As the content of the screenplay chapters evidence (and the notion of a film having a ‘chapter’ implies) Terrorism is a multi-layered, self-consciously ‘literary’ film. In fact ‘film’ is probably the wrong term to use. Whitehead shot Terrorism on digital video and this medium has informed its style, ambience and aesthetic. Certainly the numerous ‘holographic’ scenes of Schlieman on the Vienna tram, his face reflected in the window like a ghost, would appear significantly less ethereal if Whitehead had used film-stock. The obvious portability of video also allowed Whitehead to shoot on the move and experiment with improvisation. Beyond this formal specificity, Whitehead has also referred to Terrorism as a graphic novel rather than a ‘film’, precisely because he intends it to be an artwork that one ‘reads’ rather than ‘watches’. See for yourself: the full film can be viewed on the You Tube channel Plagiarisme.Inc. The three chapters are text heavy and much of the significance generated on-screen comes from the interplay between the word and the image. As such, watching Terrorism in three parts online is preferable to seeing it in a single festival screening. One can move chronologically through chapters 1 to 3 but there’s also the possibility of a more associative movement across the film by viewing, pausing, revisiting and moving between each of the posted videos.
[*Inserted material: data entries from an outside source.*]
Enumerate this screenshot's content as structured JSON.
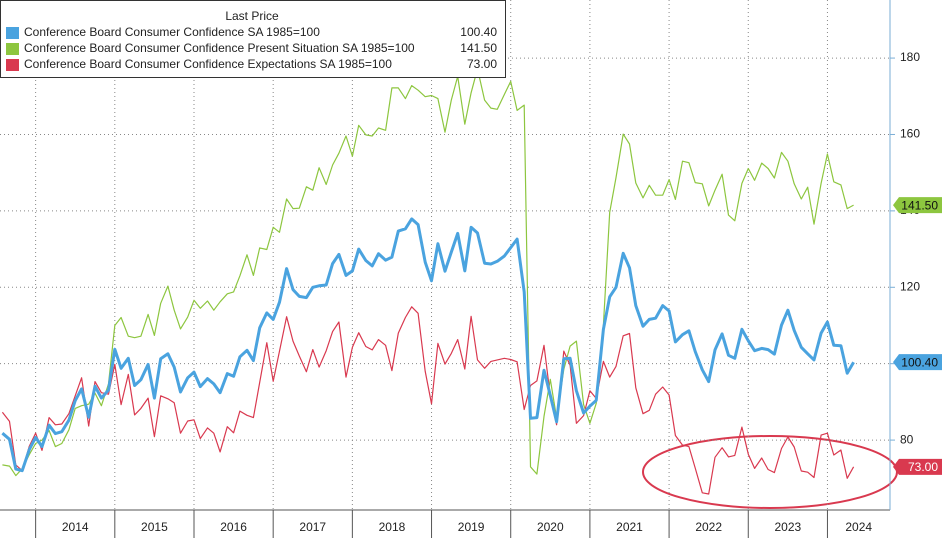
{
  "chart_data": {
    "type": "line",
    "legend_title": "Last Price",
    "x": [
      2013.58,
      2013.67,
      2013.75,
      2013.83,
      2013.92,
      2014.0,
      2014.08,
      2014.17,
      2014.25,
      2014.33,
      2014.42,
      2014.5,
      2014.58,
      2014.67,
      2014.75,
      2014.83,
      2014.92,
      2015.0,
      2015.08,
      2015.17,
      2015.25,
      2015.33,
      2015.42,
      2015.5,
      2015.58,
      2015.67,
      2015.75,
      2015.83,
      2015.92,
      2016.0,
      2016.08,
      2016.17,
      2016.25,
      2016.33,
      2016.42,
      2016.5,
      2016.58,
      2016.67,
      2016.75,
      2016.83,
      2016.92,
      2017.0,
      2017.08,
      2017.17,
      2017.25,
      2017.33,
      2017.42,
      2017.5,
      2017.58,
      2017.67,
      2017.75,
      2017.83,
      2017.92,
      2018.0,
      2018.08,
      2018.17,
      2018.25,
      2018.33,
      2018.42,
      2018.5,
      2018.58,
      2018.67,
      2018.75,
      2018.83,
      2018.92,
      2019.0,
      2019.08,
      2019.17,
      2019.25,
      2019.33,
      2019.42,
      2019.5,
      2019.58,
      2019.67,
      2019.75,
      2019.83,
      2019.92,
      2020.0,
      2020.08,
      2020.17,
      2020.25,
      2020.33,
      2020.42,
      2020.5,
      2020.58,
      2020.67,
      2020.75,
      2020.83,
      2020.92,
      2021.0,
      2021.08,
      2021.17,
      2021.25,
      2021.33,
      2021.42,
      2021.5,
      2021.58,
      2021.67,
      2021.75,
      2021.83,
      2021.92,
      2022.0,
      2022.08,
      2022.17,
      2022.25,
      2022.33,
      2022.42,
      2022.5,
      2022.58,
      2022.67,
      2022.75,
      2022.83,
      2022.92,
      2023.0,
      2023.08,
      2023.17,
      2023.25,
      2023.33,
      2023.42,
      2023.5,
      2023.58,
      2023.67,
      2023.75,
      2023.83,
      2023.92,
      2024.0,
      2024.08,
      2024.17,
      2024.25,
      2024.33
    ],
    "xlim": [
      2013.55,
      2024.79
    ],
    "xticks": [
      2014,
      2015,
      2016,
      2017,
      2018,
      2019,
      2020,
      2021,
      2022,
      2023,
      2024
    ],
    "ylim": [
      61.7,
      195.2
    ],
    "yticks": [
      80,
      100,
      120,
      140,
      160,
      180
    ],
    "grid": true,
    "series": [
      {
        "name": "Conference Board Consumer Confidence SA 1985=100",
        "color": "#4aa3df",
        "last_label": "100.40",
        "values": [
          81.8,
          80.2,
          72.4,
          72.0,
          77.5,
          80.7,
          78.3,
          83.9,
          81.7,
          82.2,
          85.2,
          90.3,
          93.4,
          86.0,
          94.1,
          91.0,
          93.1,
          103.8,
          98.8,
          101.4,
          94.3,
          95.8,
          99.8,
          91.0,
          101.3,
          102.6,
          99.1,
          92.6,
          96.3,
          97.8,
          94.0,
          96.1,
          94.7,
          92.4,
          97.4,
          96.7,
          101.8,
          103.5,
          100.8,
          109.4,
          113.3,
          111.6,
          116.1,
          124.9,
          119.4,
          117.6,
          117.3,
          120.0,
          120.4,
          120.6,
          126.2,
          128.6,
          123.1,
          124.3,
          130.0,
          127.0,
          125.6,
          128.8,
          127.1,
          127.9,
          134.7,
          135.3,
          137.9,
          136.4,
          126.6,
          121.7,
          131.4,
          124.2,
          129.2,
          134.1,
          124.3,
          135.7,
          134.2,
          126.3,
          126.1,
          126.8,
          128.2,
          130.4,
          132.6,
          118.8,
          85.7,
          85.9,
          98.3,
          91.7,
          84.8,
          101.3,
          101.4,
          92.9,
          87.1,
          88.9,
          90.4,
          109.0,
          117.5,
          120.0,
          128.9,
          125.1,
          115.2,
          109.8,
          111.6,
          111.9,
          115.2,
          113.8,
          105.7,
          107.6,
          108.6,
          103.2,
          98.4,
          95.3,
          103.6,
          107.8,
          102.2,
          101.4,
          109.0,
          106.0,
          103.4,
          104.0,
          103.7,
          102.5,
          110.1,
          114.0,
          108.7,
          104.3,
          102.6,
          101.0,
          108.0,
          110.9,
          104.8,
          104.7,
          97.5,
          100.4
        ]
      },
      {
        "name": "Conference Board Consumer Confidence Present Situation SA 1985=100",
        "color": "#8dc63f",
        "last_label": "141.50",
        "values": [
          73.5,
          73.2,
          70.7,
          72.5,
          76.2,
          79.1,
          80.0,
          82.5,
          78.3,
          79.1,
          82.7,
          88.3,
          89.0,
          89.4,
          92.3,
          89.0,
          94.7,
          110.0,
          112.1,
          107.2,
          106.8,
          107.2,
          112.9,
          107.4,
          115.8,
          120.3,
          114.0,
          109.1,
          112.2,
          116.6,
          114.5,
          116.4,
          114.0,
          116.2,
          118.3,
          118.8,
          123.0,
          128.5,
          123.1,
          130.3,
          129.9,
          135.7,
          134.4,
          143.1,
          140.6,
          140.7,
          146.3,
          145.4,
          151.3,
          146.9,
          152.0,
          155.1,
          159.6,
          154.3,
          162.4,
          159.9,
          159.6,
          161.7,
          161.1,
          172.2,
          172.2,
          169.4,
          172.8,
          171.6,
          169.9,
          170.2,
          169.4,
          160.6,
          169.0,
          175.2,
          162.7,
          170.9,
          177.2,
          169.0,
          166.9,
          166.6,
          170.5,
          173.9,
          166.3,
          167.7,
          73.0,
          71.1,
          86.2,
          95.9,
          85.8,
          98.5,
          104.6,
          105.9,
          89.3,
          84.4,
          89.6,
          110.1,
          139.6,
          148.7,
          160.1,
          157.5,
          147.3,
          143.4,
          146.7,
          144.1,
          144.1,
          148.2,
          143.0,
          153.0,
          152.6,
          147.4,
          147.1,
          141.3,
          145.4,
          149.6,
          138.9,
          137.4,
          147.2,
          151.1,
          148.0,
          152.5,
          151.1,
          148.6,
          155.3,
          153.0,
          147.1,
          143.1,
          146.2,
          136.5,
          147.2,
          154.9,
          147.6,
          146.8,
          140.6,
          141.5
        ]
      },
      {
        "name": "Conference Board Consumer Confidence Expectations SA 1985=100",
        "color": "#d9394f",
        "last_label": "73.00",
        "values": [
          87.3,
          84.9,
          73.5,
          72.0,
          78.4,
          81.8,
          77.3,
          85.9,
          84.0,
          84.2,
          86.9,
          91.6,
          96.3,
          83.7,
          95.3,
          92.4,
          92.0,
          99.8,
          89.3,
          97.2,
          86.6,
          88.3,
          91.0,
          80.9,
          91.6,
          90.8,
          89.8,
          81.8,
          85.0,
          85.3,
          80.4,
          83.2,
          81.8,
          76.9,
          83.5,
          81.9,
          87.6,
          86.5,
          85.9,
          95.1,
          105.5,
          95.4,
          103.3,
          112.3,
          105.9,
          102.0,
          97.9,
          103.7,
          99.1,
          103.4,
          108.4,
          110.9,
          96.5,
          104.3,
          108.1,
          104.5,
          103.6,
          106.3,
          104.8,
          98.2,
          108.0,
          112.1,
          114.9,
          113.2,
          98.0,
          89.5,
          105.3,
          99.9,
          102.7,
          106.3,
          98.6,
          112.4,
          101.0,
          98.8,
          100.6,
          101.0,
          101.4,
          101.1,
          100.5,
          88.0,
          94.3,
          95.5,
          104.8,
          91.5,
          84.0,
          103.3,
          99.6,
          84.4,
          86.4,
          92.9,
          90.9,
          100.6,
          96.5,
          99.3,
          107.3,
          107.9,
          93.7,
          86.9,
          87.8,
          92.0,
          93.9,
          91.8,
          81.2,
          78.7,
          78.3,
          72.7,
          66.2,
          65.9,
          75.5,
          78.0,
          75.6,
          76.0,
          83.4,
          76.3,
          72.6,
          75.3,
          72.3,
          71.5,
          77.8,
          80.8,
          78.2,
          71.9,
          71.6,
          70.2,
          81.3,
          81.8,
          76.1,
          77.4,
          70.0,
          73.0
        ]
      }
    ]
  }
}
This is the type of rhizomic navigation Whitehead intended to encourage when he posted his novels online within a dense network of hyperlinks. It’s also the movement that his protagonists embark upon when attempting to retrieve, explore and reconstruct the texts at the heart of each novel. Schlieman is engaged in a similar pursuit through the streets and scenes of Vienna in Terrorism, and the Screenplay has been designed to help the reader/viewer of the ‘film’ participate in a similar sense of speculation. Read this book in conjunction with the film. Read this book in dissonance with the film. It provides the most detailed and comprehensive account of the film’s gestation and includes supplementary material available nowhere else. There is no better map of the various pathways and dead-ends that populate the Terrorism film. Conversely, there is enough material in this book to allude to other possible versions of the completed film. Keep in mind that reading is an act of interpretation and interpretation invariably involves the creation of new narratives. This book will help you understand Terrorism and it will also help you to create your own speculative version. There is no completion. It never ends.